In other words, when “one allows oneself to be convinced by someone: one follows and obeys him” (EDNT).

Paul Benware applies this point well in an article [“Leadership Authority in the Church,” Conservative Theological Journal 3.8 (1989), pp. 10-12]:

The emphasis here [Heb. 13:17] is on an obedience that comes from being persuaded that something is true. In this case, it would be the truth of the Word of God that is in view. Here they are being called upon to persuade the people that follow them with the truth of the Word of God… The elders are not to say “Do it because I say so”, but rather “Do what I show you from God’s Word.” …

Leadership authority in the church, then, is the power granted to men to lead the flock of God according to the Word of God, guiding, protecting and feeding them for their benefit and God’s glory. This kind of leadership authority will persuade believers from the scriptures resulting in obedience and submission to Christ the one and only head of the church.

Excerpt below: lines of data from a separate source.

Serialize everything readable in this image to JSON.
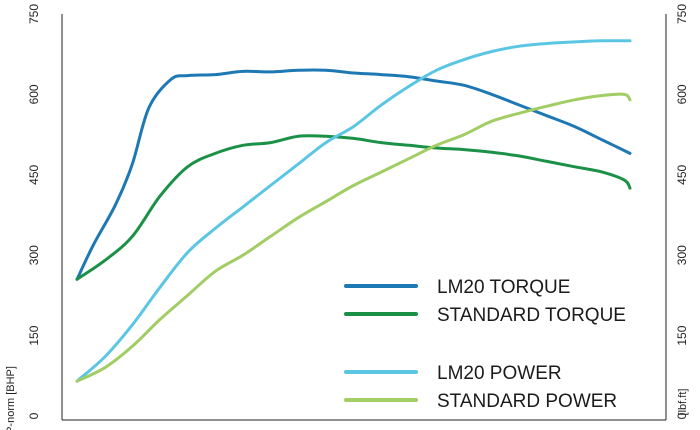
{
  "chart_data": {
    "type": "line",
    "title": "",
    "ylabel_left": "P-norm [BHP]",
    "ylabel_right": "[lbf.ft]",
    "ylim": [
      0,
      750
    ],
    "yticks": [
      0,
      150,
      300,
      450,
      600,
      750
    ],
    "ytick_labels": [
      "0",
      "150",
      "300",
      "450",
      "600",
      "750"
    ],
    "xlim": [
      0,
      10
    ],
    "grid": false,
    "legend_position": "bottom-right",
    "series": [
      {
        "name": "LM20 TORQUE",
        "color": "#1e78b4",
        "x": [
          0,
          0.3,
          0.7,
          1.0,
          1.3,
          1.7,
          2.0,
          2.5,
          3.0,
          3.5,
          4.0,
          4.5,
          5.0,
          5.5,
          6.0,
          6.5,
          7.0,
          7.5,
          8.0,
          8.5,
          9.0,
          9.5,
          10.0
        ],
        "values": [
          255,
          320,
          395,
          470,
          575,
          628,
          635,
          637,
          643,
          642,
          645,
          645,
          640,
          637,
          633,
          625,
          617,
          600,
          580,
          560,
          540,
          515,
          490
        ]
      },
      {
        "name": "STANDARD TORQUE",
        "color": "#1a9146",
        "x": [
          0,
          0.5,
          1.0,
          1.5,
          2.0,
          2.5,
          3.0,
          3.5,
          4.0,
          4.5,
          5.0,
          5.5,
          6.0,
          6.5,
          7.0,
          7.5,
          8.0,
          8.5,
          9.0,
          9.5,
          9.9,
          10.0
        ],
        "values": [
          255,
          290,
          335,
          410,
          465,
          490,
          505,
          510,
          522,
          522,
          518,
          510,
          505,
          500,
          497,
          492,
          485,
          475,
          465,
          455,
          440,
          425
        ]
      },
      {
        "name": "LM20 POWER",
        "color": "#5bc6e3",
        "x": [
          0,
          0.5,
          1.0,
          1.5,
          2.0,
          2.5,
          3.0,
          3.5,
          4.0,
          4.5,
          5.0,
          5.5,
          6.0,
          6.5,
          7.0,
          7.5,
          8.0,
          8.5,
          9.0,
          9.5,
          10.0
        ],
        "values": [
          65,
          110,
          170,
          240,
          305,
          350,
          390,
          430,
          470,
          510,
          540,
          580,
          615,
          645,
          665,
          680,
          690,
          695,
          698,
          700,
          700
        ]
      },
      {
        "name": "STANDARD POWER",
        "color": "#a2cd64",
        "x": [
          0,
          0.5,
          1.0,
          1.5,
          2.0,
          2.5,
          3.0,
          3.5,
          4.0,
          4.5,
          5.0,
          5.5,
          6.0,
          6.5,
          7.0,
          7.5,
          8.0,
          8.5,
          9.0,
          9.5,
          9.9,
          10.0
        ],
        "values": [
          65,
          90,
          130,
          180,
          225,
          270,
          300,
          335,
          370,
          400,
          430,
          455,
          480,
          505,
          525,
          550,
          565,
          578,
          590,
          598,
          600,
          590
        ]
      }
    ]
  }
}
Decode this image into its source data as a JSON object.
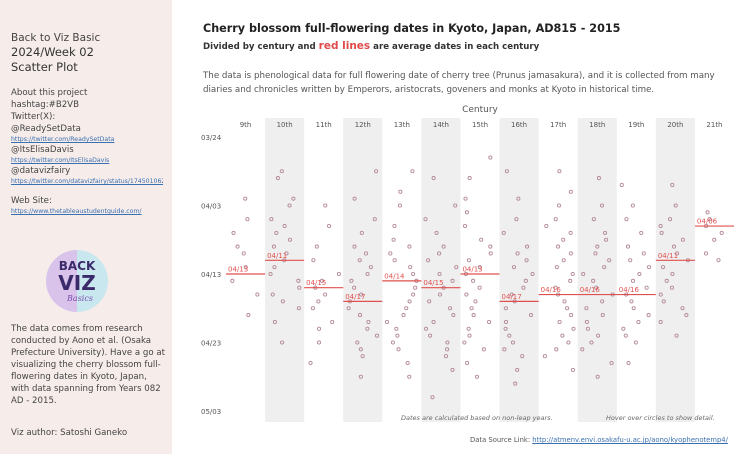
{
  "sidebar": {
    "line1": "Back to Viz Basic",
    "line2": "2024/Week 02",
    "line3": "Scatter Plot",
    "about": "About this project",
    "hashtag": "hashtag:#B2VB",
    "twitter": "Twitter(X):",
    "handle1": "@ReadySetData",
    "link1": "https://twitter.com/ReadySetData",
    "handle2": "@ItsElisaDavis",
    "link2": "https://twitter.com/ItsElisaDavis",
    "handle3": "@datavizfairy",
    "link3": "https://twitter.com/datavizfairy/status/17450106211",
    "website_label": "Web Site:",
    "website_link": "https://www.thetableaustudentguide.com/",
    "logo_line1": "BACK",
    "logo_line2": "VIZ",
    "logo_line3": "Basics",
    "source_text": "The data comes from research conducted by Aono et al. (Osaka Prefecture University). Have a go at visualizing the cherry blossom full-flowering dates in Kyoto, Japan, with data spanning from Years 082 AD - 2015.",
    "author": "Viz author: Satoshi Ganeko"
  },
  "header": {
    "title": "Cherry blossom full-flowering dates in Kyoto, Japan, AD815 - 2015",
    "subtitle_pre": "Divided by century and ",
    "subtitle_red": "red lines",
    "subtitle_post": " are average dates in each century",
    "description": "The data is phenological data for full flowering date of cherry tree (Prunus jamasakura), and it is collected from many diaries and chronicles written by Emperors, aristocrats, goveners and monks at Kyoto in historical time."
  },
  "chart_data": {
    "type": "scatter",
    "title": "Century",
    "categories": [
      "9th",
      "10th",
      "11th",
      "12th",
      "13th",
      "14th",
      "15th",
      "16th",
      "17th",
      "18th",
      "19th",
      "20th",
      "21th"
    ],
    "y_ticks": [
      "03/24",
      "04/03",
      "04/13",
      "04/23",
      "05/03"
    ],
    "y_tick_days": [
      83,
      93,
      103,
      113,
      123
    ],
    "ylim": [
      83,
      124
    ],
    "averages": [
      {
        "century": "9th",
        "label": "04/13",
        "day": 103
      },
      {
        "century": "10th",
        "label": "04/11",
        "day": 101
      },
      {
        "century": "11th",
        "label": "04/15",
        "day": 105
      },
      {
        "century": "12th",
        "label": "04/17",
        "day": 107
      },
      {
        "century": "13th",
        "label": "04/14",
        "day": 104
      },
      {
        "century": "14th",
        "label": "04/15",
        "day": 105
      },
      {
        "century": "15th",
        "label": "04/13",
        "day": 103
      },
      {
        "century": "16th",
        "label": "04/17",
        "day": 107
      },
      {
        "century": "17th",
        "label": "04/16",
        "day": 106
      },
      {
        "century": "18th",
        "label": "04/16",
        "day": 106
      },
      {
        "century": "19th",
        "label": "04/16",
        "day": 106
      },
      {
        "century": "20th",
        "label": "04/11",
        "day": 101
      },
      {
        "century": "21th",
        "label": "04/06",
        "day": 96
      }
    ],
    "points": [
      [
        92,
        95,
        97,
        99,
        100,
        102,
        104,
        106,
        109
      ],
      [
        88,
        89,
        92,
        93,
        95,
        96,
        97,
        98,
        99,
        100,
        101,
        102,
        103,
        104,
        105,
        106,
        107,
        108,
        110,
        113
      ],
      [
        93,
        96,
        99,
        101,
        103,
        104,
        105,
        106,
        107,
        108,
        110,
        111,
        113,
        116
      ],
      [
        88,
        92,
        95,
        97,
        99,
        100,
        101,
        102,
        103,
        104,
        105,
        106,
        107,
        108,
        109,
        110,
        111,
        112,
        113,
        114,
        115,
        118
      ],
      [
        88,
        91,
        93,
        96,
        98,
        99,
        100,
        101,
        102,
        103,
        104,
        105,
        106,
        107,
        108,
        109,
        110,
        111,
        112,
        113,
        114,
        116,
        118
      ],
      [
        89,
        93,
        95,
        97,
        99,
        100,
        101,
        102,
        103,
        104,
        105,
        106,
        107,
        108,
        109,
        110,
        111,
        112,
        113,
        114,
        115,
        117,
        121
      ],
      [
        86,
        89,
        92,
        94,
        96,
        98,
        99,
        100,
        101,
        102,
        103,
        104,
        105,
        106,
        107,
        108,
        109,
        110,
        111,
        112,
        113,
        114,
        116,
        118
      ],
      [
        88,
        92,
        95,
        97,
        99,
        100,
        101,
        102,
        103,
        104,
        105,
        106,
        107,
        108,
        109,
        110,
        111,
        112,
        113,
        114,
        115,
        117,
        119
      ],
      [
        88,
        91,
        93,
        95,
        96,
        97,
        98,
        99,
        100,
        101,
        102,
        103,
        104,
        105,
        106,
        107,
        108,
        109,
        110,
        111,
        112,
        113,
        114,
        115,
        117
      ],
      [
        89,
        93,
        95,
        97,
        98,
        99,
        100,
        101,
        102,
        103,
        104,
        105,
        106,
        107,
        108,
        109,
        110,
        111,
        112,
        113,
        114,
        116,
        118
      ],
      [
        90,
        93,
        95,
        97,
        99,
        100,
        101,
        102,
        103,
        104,
        105,
        106,
        107,
        108,
        109,
        110,
        111,
        112,
        113,
        116
      ],
      [
        90,
        93,
        95,
        96,
        97,
        98,
        99,
        100,
        101,
        102,
        103,
        104,
        105,
        106,
        107,
        108,
        109,
        110,
        112
      ],
      [
        94,
        95,
        96,
        97,
        98,
        100,
        101
      ]
    ],
    "notes": {
      "left": "Dates are calculated based on non-leap years.",
      "right": "Hover over circles to show detail."
    },
    "colors": {
      "band": "#efefef",
      "dot": "#b58a96",
      "avg": "#e0504f"
    }
  },
  "footer": {
    "label": "Data Source Link: ",
    "link": "http://atmenv.envi.osakafu-u.ac.jp/aono/kyophenotemp4/"
  }
}
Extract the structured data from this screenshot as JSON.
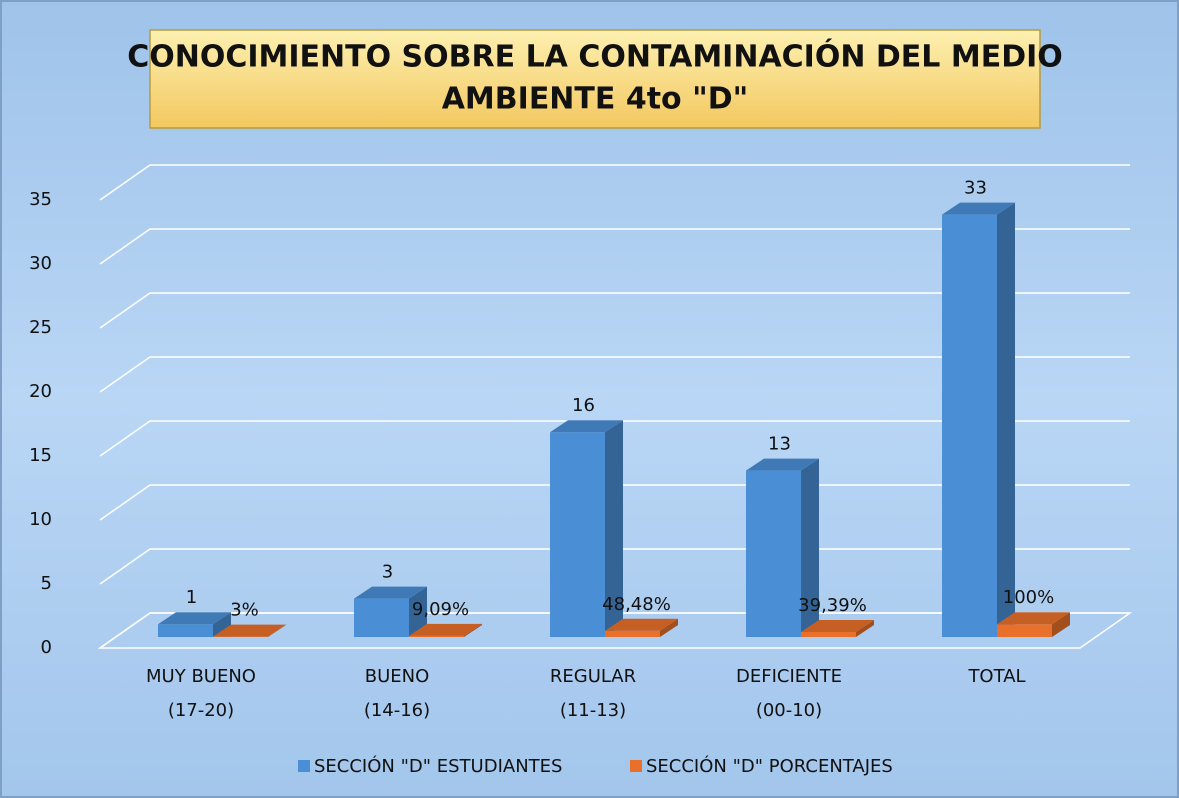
{
  "chart_data": {
    "type": "bar3d",
    "title": [
      "CONOCIMIENTO SOBRE LA CONTAMINACIÓN DEL MEDIO",
      "AMBIENTE 4to \"D\""
    ],
    "categories": [
      [
        "MUY BUENO",
        "(17-20)"
      ],
      [
        "BUENO",
        "(14-16)"
      ],
      [
        "REGULAR",
        "(11-13)"
      ],
      [
        "DEFICIENTE",
        "(00-10)"
      ],
      [
        "TOTAL"
      ]
    ],
    "series": [
      {
        "name": "SECCIÓN \"D\" ESTUDIANTES",
        "color": "#4a8fd6",
        "values": [
          1,
          3,
          16,
          13,
          33
        ]
      },
      {
        "name": "SECCIÓN \"D\" PORCENTAJES",
        "color": "#e8702a",
        "values": [
          0.03,
          0.0909,
          0.4848,
          0.3939,
          1
        ],
        "value_labels": [
          "3%",
          "9,09%",
          "48,48%",
          "39,39%",
          "100%"
        ]
      }
    ],
    "ylim": [
      0,
      35
    ],
    "yticks": [
      0,
      5,
      10,
      15,
      20,
      25,
      30,
      35
    ],
    "grid": true,
    "legend": "bottom"
  }
}
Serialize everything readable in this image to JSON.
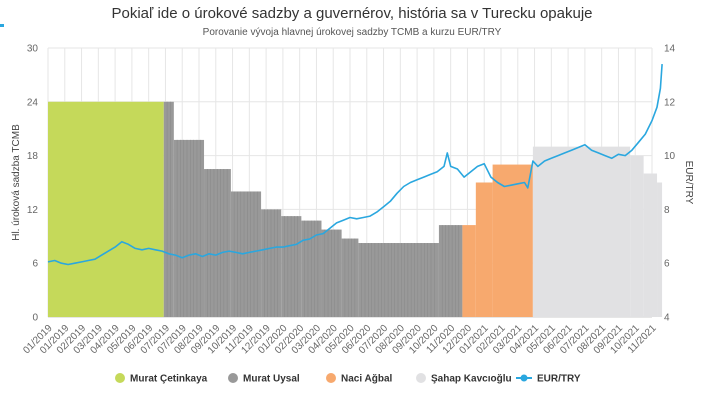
{
  "chart_data": {
    "type": "bar",
    "title": "Pokiaľ ide o úrokové sadzby a guvernérov, história sa v Turecku opakuje",
    "subtitle": "Porovanie vývoja hlavnej úrokovej sadzby TCMB a kurzu EUR/TRY",
    "ylabel": "Hl. úroková sadzba TCMB",
    "y2label": "EUR/TRY",
    "ylim": [
      0,
      30
    ],
    "y2lim": [
      4,
      14
    ],
    "yticks": [
      "0",
      "6",
      "12",
      "18",
      "24",
      "30"
    ],
    "y2ticks": [
      "4",
      "6",
      "8",
      "10",
      "12",
      "14"
    ],
    "grid": true,
    "legend_position": "bottom",
    "categories": [
      "01/2019",
      "01/2019",
      "02/2019",
      "03/2019",
      "04/2019",
      "05/2019",
      "06/2019",
      "07/2019",
      "07/2019",
      "08/2019",
      "09/2019",
      "10/2019",
      "11/2019",
      "12/2019",
      "01/2020",
      "02/2020",
      "03/2020",
      "04/2020",
      "05/2020",
      "06/2020",
      "07/2020",
      "08/2020",
      "09/2020",
      "10/2020",
      "11/2020",
      "12/2020",
      "01/2021",
      "02/2021",
      "03/2021",
      "04/2021",
      "05/2021",
      "06/2021",
      "07/2021",
      "08/2021",
      "09/2021",
      "10/2021",
      "11/2021"
    ],
    "series": [
      {
        "name": "Murat Çetinkaya",
        "type": "area",
        "color": "#c5d95a",
        "steps": [
          {
            "from": 0,
            "to": 6.9,
            "value": 24
          }
        ]
      },
      {
        "name": "Murat Uysal",
        "type": "area",
        "color": "#999999",
        "steps": [
          {
            "from": 6.9,
            "to": 7.5,
            "value": 24
          },
          {
            "from": 7.5,
            "to": 9.3,
            "value": 19.75
          },
          {
            "from": 9.3,
            "to": 10.9,
            "value": 16.5
          },
          {
            "from": 10.9,
            "to": 12.7,
            "value": 14
          },
          {
            "from": 12.7,
            "to": 13.9,
            "value": 12
          },
          {
            "from": 13.9,
            "to": 15.1,
            "value": 11.25
          },
          {
            "from": 15.1,
            "to": 16.3,
            "value": 10.75
          },
          {
            "from": 16.3,
            "to": 17.5,
            "value": 9.75
          },
          {
            "from": 17.5,
            "to": 18.5,
            "value": 8.75
          },
          {
            "from": 18.5,
            "to": 23.3,
            "value": 8.25
          },
          {
            "from": 23.3,
            "to": 24.7,
            "value": 10.25
          }
        ]
      },
      {
        "name": "Naci Ağbal",
        "type": "area",
        "color": "#f7a96e",
        "steps": [
          {
            "from": 24.7,
            "to": 25.5,
            "value": 10.25
          },
          {
            "from": 25.5,
            "to": 26.5,
            "value": 15
          },
          {
            "from": 26.5,
            "to": 28.9,
            "value": 17
          }
        ]
      },
      {
        "name": "Şahap Kavcıoğlu",
        "type": "area",
        "color": "#e1e1e3",
        "steps": [
          {
            "from": 28.9,
            "to": 34.7,
            "value": 19
          },
          {
            "from": 34.7,
            "to": 35.5,
            "value": 18
          },
          {
            "from": 35.5,
            "to": 36.3,
            "value": 16
          },
          {
            "from": 36.3,
            "to": 36.6,
            "value": 15
          }
        ]
      },
      {
        "name": "EUR/TRY",
        "type": "line",
        "axis": "right",
        "color": "#2aa7df",
        "points": [
          [
            0,
            6.05
          ],
          [
            0.4,
            6.1
          ],
          [
            0.8,
            6.0
          ],
          [
            1.2,
            5.95
          ],
          [
            1.6,
            6.0
          ],
          [
            2,
            6.05
          ],
          [
            2.4,
            6.1
          ],
          [
            2.8,
            6.15
          ],
          [
            3.2,
            6.3
          ],
          [
            3.6,
            6.45
          ],
          [
            4,
            6.6
          ],
          [
            4.4,
            6.8
          ],
          [
            4.8,
            6.7
          ],
          [
            5.2,
            6.55
          ],
          [
            5.6,
            6.5
          ],
          [
            6,
            6.55
          ],
          [
            6.4,
            6.5
          ],
          [
            6.8,
            6.45
          ],
          [
            7.2,
            6.35
          ],
          [
            7.6,
            6.3
          ],
          [
            8,
            6.2
          ],
          [
            8.4,
            6.3
          ],
          [
            8.8,
            6.35
          ],
          [
            9.2,
            6.25
          ],
          [
            9.6,
            6.35
          ],
          [
            10,
            6.3
          ],
          [
            10.4,
            6.4
          ],
          [
            10.8,
            6.45
          ],
          [
            11.2,
            6.4
          ],
          [
            11.6,
            6.35
          ],
          [
            12,
            6.4
          ],
          [
            12.4,
            6.45
          ],
          [
            12.8,
            6.5
          ],
          [
            13.2,
            6.55
          ],
          [
            13.6,
            6.6
          ],
          [
            14,
            6.6
          ],
          [
            14.4,
            6.65
          ],
          [
            14.8,
            6.7
          ],
          [
            15.2,
            6.85
          ],
          [
            15.6,
            6.9
          ],
          [
            16,
            7.05
          ],
          [
            16.4,
            7.1
          ],
          [
            16.8,
            7.3
          ],
          [
            17.2,
            7.5
          ],
          [
            17.6,
            7.6
          ],
          [
            18,
            7.7
          ],
          [
            18.4,
            7.65
          ],
          [
            18.8,
            7.7
          ],
          [
            19.2,
            7.75
          ],
          [
            19.6,
            7.9
          ],
          [
            20,
            8.1
          ],
          [
            20.4,
            8.3
          ],
          [
            20.8,
            8.6
          ],
          [
            21.2,
            8.85
          ],
          [
            21.6,
            9.0
          ],
          [
            22,
            9.1
          ],
          [
            22.4,
            9.2
          ],
          [
            22.8,
            9.3
          ],
          [
            23.2,
            9.4
          ],
          [
            23.6,
            9.6
          ],
          [
            23.8,
            10.1
          ],
          [
            24,
            9.6
          ],
          [
            24.4,
            9.5
          ],
          [
            24.8,
            9.2
          ],
          [
            25.2,
            9.4
          ],
          [
            25.6,
            9.6
          ],
          [
            26,
            9.7
          ],
          [
            26.4,
            9.2
          ],
          [
            26.8,
            9.0
          ],
          [
            27.2,
            8.85
          ],
          [
            27.6,
            8.9
          ],
          [
            28,
            8.95
          ],
          [
            28.4,
            9.0
          ],
          [
            28.6,
            8.8
          ],
          [
            28.9,
            9.8
          ],
          [
            29.2,
            9.6
          ],
          [
            29.6,
            9.8
          ],
          [
            30,
            9.9
          ],
          [
            30.4,
            10.0
          ],
          [
            30.8,
            10.1
          ],
          [
            31.2,
            10.2
          ],
          [
            31.6,
            10.3
          ],
          [
            32,
            10.4
          ],
          [
            32.4,
            10.2
          ],
          [
            32.8,
            10.1
          ],
          [
            33.2,
            10.0
          ],
          [
            33.6,
            9.9
          ],
          [
            34,
            10.05
          ],
          [
            34.4,
            10.0
          ],
          [
            34.8,
            10.2
          ],
          [
            35.2,
            10.5
          ],
          [
            35.6,
            10.8
          ],
          [
            36,
            11.3
          ],
          [
            36.3,
            11.8
          ],
          [
            36.5,
            12.5
          ],
          [
            36.6,
            13.4
          ]
        ]
      }
    ]
  }
}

John Owen says much the same in his commentary on Hebrews 13:17:

1st. It is not a blind, implicit obedience and subjection, that is here prescribed. A pretence hereof hath been abused to the ruin of the souls of men: but there is nothing more contrary to the whole nature of gospel obedience, which is our “reasonable service;” and in particular, it is that which would frustrate all the rules and directions given unto believers in this epistle itself, as well as elsewhere, about all the duties that are required of them. For to what purpose are they used, if no more be required but that men give up themselves, by an implicit credulity, to obey the dictates of others?

2dly. It hath respect unto them in their office only. If those who suppose themselves in office do teach and enjoin things that belong not unto their office, there is no obedience due unto them by virtue of this command. So is it with the guides of the church of Rome, who, under a pretence of their office, give commands in secular things, no way belonging unto the ministry of the gospel.

3dly. It is their duty so to obey whilst they teach the things which the Lord Christ hath appointed them to teach; for unto them is their commission limited, Matt. 28:20: and to submit unto their rule whilst it is exercised in the name of Christ, according to his institution, and by the rule of the word, and not otherwise. When they depart from these, there is neither obedience nor submission due unto them.

Finally, Matthew Henry, in his old (and under-appreciated) commentary, offers this pointed one-sentence summary:

Christians must submit to be instructed by their ministers, and not think themselves too wise, too good, or too great, to learn from them; and, when they find that ministerial instructions are agreeable to the written word, they must obey them.

Ultimately pastoral ministry centers on Christ and His Message, not on the pastor and his role as messenger. And so to obey and submit to our pastors is a call to esteem and respect and obey the Word of God. This is why it can be said that “an elder with no Bible is an elder with no authority” (Mark Lauterbach).

Hebrews 13:17 is beautifully balanced and stabilizing for Christians who live in a culture suspicious of all authority. It encourages our biblical discernment. It encourages us to find a solid church where the Bible is taught clearly and persuasively. It moves our attention off autonomous human authority. It focuses our attention on the weightiness of Scripture. And it encourages humble submission of our lives to the faithful preaching and counsel we receive from our still-fallible pastors. It is a passage that helps us see the faithfully preached word for what it is — an authoritative message from God to be obeyed.